With Goldman Sachs announcing a big third quarter this morning, a day after JPMorgan Chase announced an even bigger third quarter, there’s likely to be some “retention payments” made this holiday season.
Last year, Goldman dodged the public uproar by simply not giving bonuses. But with profits on the rebound, and the balance sheet back where it usually is, not paying up is apparently not an option.

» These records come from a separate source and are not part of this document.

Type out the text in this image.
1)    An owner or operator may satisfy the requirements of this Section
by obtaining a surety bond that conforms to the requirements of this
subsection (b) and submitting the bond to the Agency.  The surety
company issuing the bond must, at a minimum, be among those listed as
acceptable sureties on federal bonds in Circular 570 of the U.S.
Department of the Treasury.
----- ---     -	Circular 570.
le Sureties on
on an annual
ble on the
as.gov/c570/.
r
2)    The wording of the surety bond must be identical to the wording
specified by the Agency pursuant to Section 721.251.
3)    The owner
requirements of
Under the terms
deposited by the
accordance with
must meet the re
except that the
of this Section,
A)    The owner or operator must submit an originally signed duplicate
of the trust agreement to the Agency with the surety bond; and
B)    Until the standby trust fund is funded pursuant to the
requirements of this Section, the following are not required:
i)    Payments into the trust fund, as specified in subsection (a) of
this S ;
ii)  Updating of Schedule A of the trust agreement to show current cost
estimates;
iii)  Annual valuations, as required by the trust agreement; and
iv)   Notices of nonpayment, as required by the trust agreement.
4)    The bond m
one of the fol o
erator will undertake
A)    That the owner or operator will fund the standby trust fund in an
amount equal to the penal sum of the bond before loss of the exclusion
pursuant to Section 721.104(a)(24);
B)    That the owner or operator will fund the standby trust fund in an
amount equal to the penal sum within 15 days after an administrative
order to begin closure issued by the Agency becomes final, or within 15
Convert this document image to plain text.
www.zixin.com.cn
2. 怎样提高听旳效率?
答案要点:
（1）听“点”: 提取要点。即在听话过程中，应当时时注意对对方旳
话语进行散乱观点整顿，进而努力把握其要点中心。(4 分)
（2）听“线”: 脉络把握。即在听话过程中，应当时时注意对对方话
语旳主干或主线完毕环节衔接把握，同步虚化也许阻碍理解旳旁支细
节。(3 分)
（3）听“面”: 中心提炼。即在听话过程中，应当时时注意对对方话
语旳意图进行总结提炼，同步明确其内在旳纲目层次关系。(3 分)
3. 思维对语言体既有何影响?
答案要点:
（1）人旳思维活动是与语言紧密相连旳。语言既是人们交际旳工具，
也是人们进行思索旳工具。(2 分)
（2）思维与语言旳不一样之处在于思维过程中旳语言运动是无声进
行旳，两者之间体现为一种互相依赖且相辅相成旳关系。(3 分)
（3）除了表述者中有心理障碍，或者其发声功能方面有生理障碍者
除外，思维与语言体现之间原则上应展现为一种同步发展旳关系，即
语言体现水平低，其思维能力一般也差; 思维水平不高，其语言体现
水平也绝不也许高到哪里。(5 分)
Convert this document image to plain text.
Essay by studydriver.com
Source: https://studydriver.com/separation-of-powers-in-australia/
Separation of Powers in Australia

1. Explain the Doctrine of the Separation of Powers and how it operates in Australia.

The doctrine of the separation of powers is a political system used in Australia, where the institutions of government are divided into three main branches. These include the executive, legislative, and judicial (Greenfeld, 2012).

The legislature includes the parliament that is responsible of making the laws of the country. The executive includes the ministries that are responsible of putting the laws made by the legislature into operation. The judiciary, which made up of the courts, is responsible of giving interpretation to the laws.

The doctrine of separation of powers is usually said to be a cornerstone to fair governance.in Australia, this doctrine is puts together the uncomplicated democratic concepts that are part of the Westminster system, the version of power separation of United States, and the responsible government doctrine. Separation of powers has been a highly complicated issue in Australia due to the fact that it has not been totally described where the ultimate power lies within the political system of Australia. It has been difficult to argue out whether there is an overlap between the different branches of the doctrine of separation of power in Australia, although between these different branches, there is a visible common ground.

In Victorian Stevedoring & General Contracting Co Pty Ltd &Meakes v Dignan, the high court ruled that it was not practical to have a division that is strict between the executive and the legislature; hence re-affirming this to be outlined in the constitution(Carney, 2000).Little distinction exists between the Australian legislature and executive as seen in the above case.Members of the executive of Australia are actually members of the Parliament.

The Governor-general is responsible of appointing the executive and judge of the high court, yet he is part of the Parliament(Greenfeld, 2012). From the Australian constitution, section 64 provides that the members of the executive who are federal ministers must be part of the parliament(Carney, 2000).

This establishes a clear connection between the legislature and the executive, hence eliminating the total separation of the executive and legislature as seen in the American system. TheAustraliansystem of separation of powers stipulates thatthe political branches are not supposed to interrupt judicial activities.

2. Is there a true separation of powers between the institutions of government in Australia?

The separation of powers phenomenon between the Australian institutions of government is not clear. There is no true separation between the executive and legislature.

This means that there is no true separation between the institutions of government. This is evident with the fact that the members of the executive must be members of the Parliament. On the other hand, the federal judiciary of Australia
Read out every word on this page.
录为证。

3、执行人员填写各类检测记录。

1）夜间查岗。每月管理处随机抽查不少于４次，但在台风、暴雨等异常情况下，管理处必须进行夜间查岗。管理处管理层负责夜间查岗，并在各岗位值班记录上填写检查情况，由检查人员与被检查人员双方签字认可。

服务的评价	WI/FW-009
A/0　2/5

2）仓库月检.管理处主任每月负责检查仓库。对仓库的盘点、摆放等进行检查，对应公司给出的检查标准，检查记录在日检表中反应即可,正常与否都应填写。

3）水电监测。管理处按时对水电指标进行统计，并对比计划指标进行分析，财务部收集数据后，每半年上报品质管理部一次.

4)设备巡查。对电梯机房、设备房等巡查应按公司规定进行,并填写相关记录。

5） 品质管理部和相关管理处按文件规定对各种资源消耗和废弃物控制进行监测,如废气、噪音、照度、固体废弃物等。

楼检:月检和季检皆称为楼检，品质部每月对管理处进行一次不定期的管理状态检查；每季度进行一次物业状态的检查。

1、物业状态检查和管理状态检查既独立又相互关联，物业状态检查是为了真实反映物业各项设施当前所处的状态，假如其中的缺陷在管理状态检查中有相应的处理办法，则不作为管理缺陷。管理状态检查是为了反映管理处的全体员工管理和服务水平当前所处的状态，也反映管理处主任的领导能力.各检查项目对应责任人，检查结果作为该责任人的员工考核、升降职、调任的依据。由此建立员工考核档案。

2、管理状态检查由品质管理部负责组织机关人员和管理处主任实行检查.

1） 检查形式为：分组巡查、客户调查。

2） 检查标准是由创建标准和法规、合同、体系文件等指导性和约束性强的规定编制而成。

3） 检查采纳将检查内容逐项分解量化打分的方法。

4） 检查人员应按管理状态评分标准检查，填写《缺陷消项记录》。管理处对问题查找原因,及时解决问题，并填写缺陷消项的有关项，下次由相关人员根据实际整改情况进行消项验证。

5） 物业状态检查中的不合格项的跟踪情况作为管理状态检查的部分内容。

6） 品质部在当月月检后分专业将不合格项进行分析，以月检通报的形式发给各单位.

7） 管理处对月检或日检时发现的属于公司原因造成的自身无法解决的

The WSJ says Goldman is already plotting exactly how it can break some sizable bonus numbers to an increasinly unemployed public. So they’re having CEO Lloyd Blankfein–whose 2007 bonus was a record-breaking $68 million–talk about when he sold peanuts at Yankee Stadium. And maybe they’ll give some money to charity, since people seem to like charities.
How will it play?
One expert quoted by the WSJ, who thinks the public won’t much like the news, went for the obligatory “lipstick on a pig” metaphor. There will be grumbling, of course, and no shortage of editorials, I imagine, but will it reach that fever pitch we got to with A.I.G. last year?
Given the role Attorney General Andrew Cuomo played in that drama, perhaps Goldman should also be plotting how to break the news to him as well.
One person who already isn’t happy: Matt Taibbi, who thinks the press is already going soft on the financial giants.